Love Aaj Kal (Saturday 16 June, 8.30pm) also uses stylised musical sequences to illustrate a romance that begins in London before returning to India. In Imtiaz Ali’s 2009 film, Saif Ali Khan and Deepika Padukone respectively play Jai and Meera, a supposedly modern day couple who put careers before relationships and break up when job opportunities divide them. This, naturally, is an affront to the Bollywood gods, and Jai is soon visited by the elderly Veer Singh (Rishi Kapoor), who in flashbacks where Saif Ali Khan plays him a young man, recalls how he pursued the love of his life despite the objections of her family.

The movie is episodic, and veers heavily into melodrama, but like many Bollywood productions, just when it is at its most sentimental it will allow an unexpected facet of Indian life to intrude – in this case, the violence angry relatives visited upon Veer and the way he has to fight against an arranged marriage. By combining the present and the past, Love Aaj Kal suggests a spiritual connection between the ages.
Western filmmakers have long used India’s history as a backdrop, but the focus has been India’s British colonial era; Bollywood filmmakers tend to set their historical epics in an earlier age. With Jodhaa Akbar (Saturday 23 June, 8.30pm) the focus is the 16th century, when the Mughal Empire consolidated its hold over what was then Hindustan under the leadership of Emperor Akbar (Hrithik Roshan). Conquests and diplomacy extended his domain, and the latter required marriage to the Rajput princess Jodhabai (Aishwarya Rai).

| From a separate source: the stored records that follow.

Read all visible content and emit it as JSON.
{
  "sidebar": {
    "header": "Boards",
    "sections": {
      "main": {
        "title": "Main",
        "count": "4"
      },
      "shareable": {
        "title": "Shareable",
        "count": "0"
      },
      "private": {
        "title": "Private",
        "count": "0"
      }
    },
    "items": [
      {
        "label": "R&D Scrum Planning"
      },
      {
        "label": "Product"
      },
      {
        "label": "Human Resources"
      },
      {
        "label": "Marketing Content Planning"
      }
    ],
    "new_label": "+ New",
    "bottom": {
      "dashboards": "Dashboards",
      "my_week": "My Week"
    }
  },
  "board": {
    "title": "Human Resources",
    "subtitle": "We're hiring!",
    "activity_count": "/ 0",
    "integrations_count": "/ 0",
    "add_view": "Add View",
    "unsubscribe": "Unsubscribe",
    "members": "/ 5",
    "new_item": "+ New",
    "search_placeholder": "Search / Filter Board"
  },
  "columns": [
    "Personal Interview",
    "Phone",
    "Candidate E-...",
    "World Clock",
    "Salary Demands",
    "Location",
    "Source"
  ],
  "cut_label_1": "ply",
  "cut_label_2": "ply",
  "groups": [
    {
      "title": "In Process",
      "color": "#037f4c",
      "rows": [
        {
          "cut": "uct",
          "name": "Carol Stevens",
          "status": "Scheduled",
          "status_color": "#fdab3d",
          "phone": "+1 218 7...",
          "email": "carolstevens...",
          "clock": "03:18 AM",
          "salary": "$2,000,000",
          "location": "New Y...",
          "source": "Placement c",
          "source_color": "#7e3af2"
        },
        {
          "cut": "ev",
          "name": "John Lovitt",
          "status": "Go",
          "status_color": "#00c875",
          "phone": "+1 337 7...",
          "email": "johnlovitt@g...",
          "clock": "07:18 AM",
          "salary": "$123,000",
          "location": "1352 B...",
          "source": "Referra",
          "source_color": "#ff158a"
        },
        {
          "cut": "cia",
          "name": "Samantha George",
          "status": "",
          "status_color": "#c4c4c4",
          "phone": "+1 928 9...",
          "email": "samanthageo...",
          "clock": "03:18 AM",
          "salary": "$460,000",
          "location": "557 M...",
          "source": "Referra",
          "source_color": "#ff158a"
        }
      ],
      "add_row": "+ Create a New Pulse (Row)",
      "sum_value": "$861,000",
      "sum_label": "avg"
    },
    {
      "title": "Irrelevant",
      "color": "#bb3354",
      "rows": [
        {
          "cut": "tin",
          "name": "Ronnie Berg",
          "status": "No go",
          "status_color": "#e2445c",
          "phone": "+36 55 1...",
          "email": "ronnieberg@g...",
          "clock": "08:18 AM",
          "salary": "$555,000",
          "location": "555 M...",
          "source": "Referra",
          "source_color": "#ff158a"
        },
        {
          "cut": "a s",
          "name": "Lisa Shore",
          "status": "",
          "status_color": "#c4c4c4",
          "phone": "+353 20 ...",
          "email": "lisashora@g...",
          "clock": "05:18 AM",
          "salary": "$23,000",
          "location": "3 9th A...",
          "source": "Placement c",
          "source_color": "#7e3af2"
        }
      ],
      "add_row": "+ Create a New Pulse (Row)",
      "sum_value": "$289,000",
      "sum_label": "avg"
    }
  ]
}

Ashutsh Gowariker’s movie is an old-fashioned historical romance, as the proud young ruler and the wary servant of her father’s wishes find themselves falling in love despite the wishes of the Mughal court. The film is a plea for religious tolerance – Akbar is a Muslim, Jodhabai is Hindu – but if there’s anything to worship it’s the detailed, expansive production design and costumes. The movie mixes panoramic landscapes with luxurious palace sets. Like so much Bollywood does, it’s quite over the top, but difficult to resist.